On optimal quantum LRCs from the Hermitian construction and $t$-designs

TL;DR

This paper advances the theory and construction of quantum locally recoverable codes (qLRCs) using Hermitian construction and t-designs, providing new bounds, infinite families of NMDS codes, and explicit optimal qLRCs with flexible parameters.

Contribution

It introduces four bounds for qLRCs, constructs new NMDS code families supporting t-designs, and derives explicit optimal qLRCs surpassing previous constructions.

Findings

Four bounds for qLRCs with asymptotic comparisons

New infinite families of NMDS codes supporting t-designs

Explicit optimal qLRCs with flexible parameters

Abstract

In a recent work, quantum locally recoverable codes (qLRCs) have been introduced for their potential application in large-scale quantum data storage and implication for quantum LDPC codes. This work focuses on the bounds and constructions of qLRCs derived from the Hermitian construction, which solves an open problem proposed by Luo $et~al.$ (IEEE Trans. Inf. Theory, 71 (3): 1794-1802, 2025). We present four bounds for qLRCs and give comparisons in terms of their asymptotic formulas.
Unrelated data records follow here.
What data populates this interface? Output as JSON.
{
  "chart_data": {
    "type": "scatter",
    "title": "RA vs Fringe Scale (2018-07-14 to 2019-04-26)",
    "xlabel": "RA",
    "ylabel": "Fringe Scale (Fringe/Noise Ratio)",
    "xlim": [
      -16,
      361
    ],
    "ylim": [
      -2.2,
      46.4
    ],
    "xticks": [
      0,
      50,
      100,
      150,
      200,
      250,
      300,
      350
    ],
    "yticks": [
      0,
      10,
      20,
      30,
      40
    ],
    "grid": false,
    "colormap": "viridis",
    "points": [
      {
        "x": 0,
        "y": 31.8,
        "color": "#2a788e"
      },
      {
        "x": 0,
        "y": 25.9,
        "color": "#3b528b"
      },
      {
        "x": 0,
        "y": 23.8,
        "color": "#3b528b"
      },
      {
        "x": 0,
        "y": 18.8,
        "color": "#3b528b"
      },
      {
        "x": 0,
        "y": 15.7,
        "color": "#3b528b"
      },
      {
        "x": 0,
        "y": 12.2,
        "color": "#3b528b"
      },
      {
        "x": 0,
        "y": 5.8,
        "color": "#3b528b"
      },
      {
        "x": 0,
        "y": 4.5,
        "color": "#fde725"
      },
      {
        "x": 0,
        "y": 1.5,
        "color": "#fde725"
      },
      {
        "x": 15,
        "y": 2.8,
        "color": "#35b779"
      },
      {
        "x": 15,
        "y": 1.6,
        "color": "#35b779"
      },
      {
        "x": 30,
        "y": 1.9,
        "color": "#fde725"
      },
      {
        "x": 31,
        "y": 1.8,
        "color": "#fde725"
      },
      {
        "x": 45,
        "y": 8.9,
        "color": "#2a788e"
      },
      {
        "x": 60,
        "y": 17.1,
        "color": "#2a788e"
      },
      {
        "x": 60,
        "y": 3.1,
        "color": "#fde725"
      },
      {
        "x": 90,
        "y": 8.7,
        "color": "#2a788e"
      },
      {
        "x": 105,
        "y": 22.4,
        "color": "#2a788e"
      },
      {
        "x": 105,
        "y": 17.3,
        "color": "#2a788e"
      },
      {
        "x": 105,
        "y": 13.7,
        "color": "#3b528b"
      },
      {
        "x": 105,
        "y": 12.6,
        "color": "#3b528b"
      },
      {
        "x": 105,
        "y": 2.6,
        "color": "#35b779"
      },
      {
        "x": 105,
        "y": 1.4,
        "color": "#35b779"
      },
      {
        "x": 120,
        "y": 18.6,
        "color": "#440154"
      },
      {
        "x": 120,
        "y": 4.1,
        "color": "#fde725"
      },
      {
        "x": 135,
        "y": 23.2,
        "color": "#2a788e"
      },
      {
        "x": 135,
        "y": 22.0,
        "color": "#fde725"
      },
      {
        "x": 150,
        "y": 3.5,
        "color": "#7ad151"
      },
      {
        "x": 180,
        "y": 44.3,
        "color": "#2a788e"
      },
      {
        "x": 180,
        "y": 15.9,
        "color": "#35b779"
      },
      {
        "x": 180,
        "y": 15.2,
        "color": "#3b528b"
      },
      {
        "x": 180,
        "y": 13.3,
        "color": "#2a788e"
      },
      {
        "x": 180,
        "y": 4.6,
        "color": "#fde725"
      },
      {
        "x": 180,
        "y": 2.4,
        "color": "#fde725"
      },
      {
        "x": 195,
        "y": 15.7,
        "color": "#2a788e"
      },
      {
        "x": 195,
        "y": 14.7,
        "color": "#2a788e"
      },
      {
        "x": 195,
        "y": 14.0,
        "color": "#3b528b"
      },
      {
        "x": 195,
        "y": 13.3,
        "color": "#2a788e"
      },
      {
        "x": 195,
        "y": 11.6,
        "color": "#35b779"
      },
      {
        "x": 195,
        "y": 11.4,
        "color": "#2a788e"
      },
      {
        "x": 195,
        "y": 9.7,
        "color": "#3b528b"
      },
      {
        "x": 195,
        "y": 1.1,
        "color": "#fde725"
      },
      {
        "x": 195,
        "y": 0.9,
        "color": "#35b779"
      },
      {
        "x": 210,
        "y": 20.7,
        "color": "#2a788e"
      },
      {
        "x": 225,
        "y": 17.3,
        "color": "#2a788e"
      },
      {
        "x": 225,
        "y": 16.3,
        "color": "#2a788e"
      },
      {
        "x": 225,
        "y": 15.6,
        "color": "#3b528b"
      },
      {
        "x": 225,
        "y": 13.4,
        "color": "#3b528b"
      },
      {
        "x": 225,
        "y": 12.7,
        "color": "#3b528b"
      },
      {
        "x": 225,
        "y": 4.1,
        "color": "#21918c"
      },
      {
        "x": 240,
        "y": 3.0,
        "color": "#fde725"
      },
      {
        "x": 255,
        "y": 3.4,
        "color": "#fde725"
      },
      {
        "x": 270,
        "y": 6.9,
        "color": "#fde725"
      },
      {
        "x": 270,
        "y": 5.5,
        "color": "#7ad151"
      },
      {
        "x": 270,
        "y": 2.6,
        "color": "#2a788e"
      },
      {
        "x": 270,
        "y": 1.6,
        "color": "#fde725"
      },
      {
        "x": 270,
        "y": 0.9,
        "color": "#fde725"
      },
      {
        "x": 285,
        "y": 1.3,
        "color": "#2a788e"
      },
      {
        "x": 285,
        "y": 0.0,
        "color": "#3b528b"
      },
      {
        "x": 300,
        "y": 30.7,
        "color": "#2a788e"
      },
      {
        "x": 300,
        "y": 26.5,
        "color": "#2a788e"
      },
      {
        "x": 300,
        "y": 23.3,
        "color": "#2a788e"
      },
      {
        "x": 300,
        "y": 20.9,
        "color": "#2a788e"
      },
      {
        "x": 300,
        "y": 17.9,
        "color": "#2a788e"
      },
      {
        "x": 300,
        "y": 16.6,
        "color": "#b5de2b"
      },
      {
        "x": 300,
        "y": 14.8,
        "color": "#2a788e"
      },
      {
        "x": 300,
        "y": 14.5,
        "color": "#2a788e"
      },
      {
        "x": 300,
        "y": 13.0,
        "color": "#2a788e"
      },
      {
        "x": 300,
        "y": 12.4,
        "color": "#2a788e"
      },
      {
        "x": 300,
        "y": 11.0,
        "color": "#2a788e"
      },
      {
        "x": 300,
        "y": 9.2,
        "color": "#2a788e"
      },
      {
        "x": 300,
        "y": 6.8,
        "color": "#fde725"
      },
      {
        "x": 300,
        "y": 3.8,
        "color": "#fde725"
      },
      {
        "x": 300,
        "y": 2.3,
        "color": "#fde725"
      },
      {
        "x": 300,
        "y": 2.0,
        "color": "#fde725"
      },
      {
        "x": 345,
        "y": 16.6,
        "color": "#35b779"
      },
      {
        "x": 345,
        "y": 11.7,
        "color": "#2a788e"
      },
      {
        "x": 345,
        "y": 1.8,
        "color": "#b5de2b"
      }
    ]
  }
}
We construct several new infinite families of NMDS codes, with general and flexible dimensions, that support t-designs for $t\in \{2,3\}$, and apply them to obtain Hermitian dual-containing classical LRCs (cLRCs). As a result, we derive three explicit families of optimal qLRCs. Compared to the known qLRCs obtained by the CSS construction, our optimal qLRCs offer new and more flexible parameters. It is also worth noting that the constructed cLRCs themselves are interesting as they are optimal with respect to four distinct bounds for cLRCs.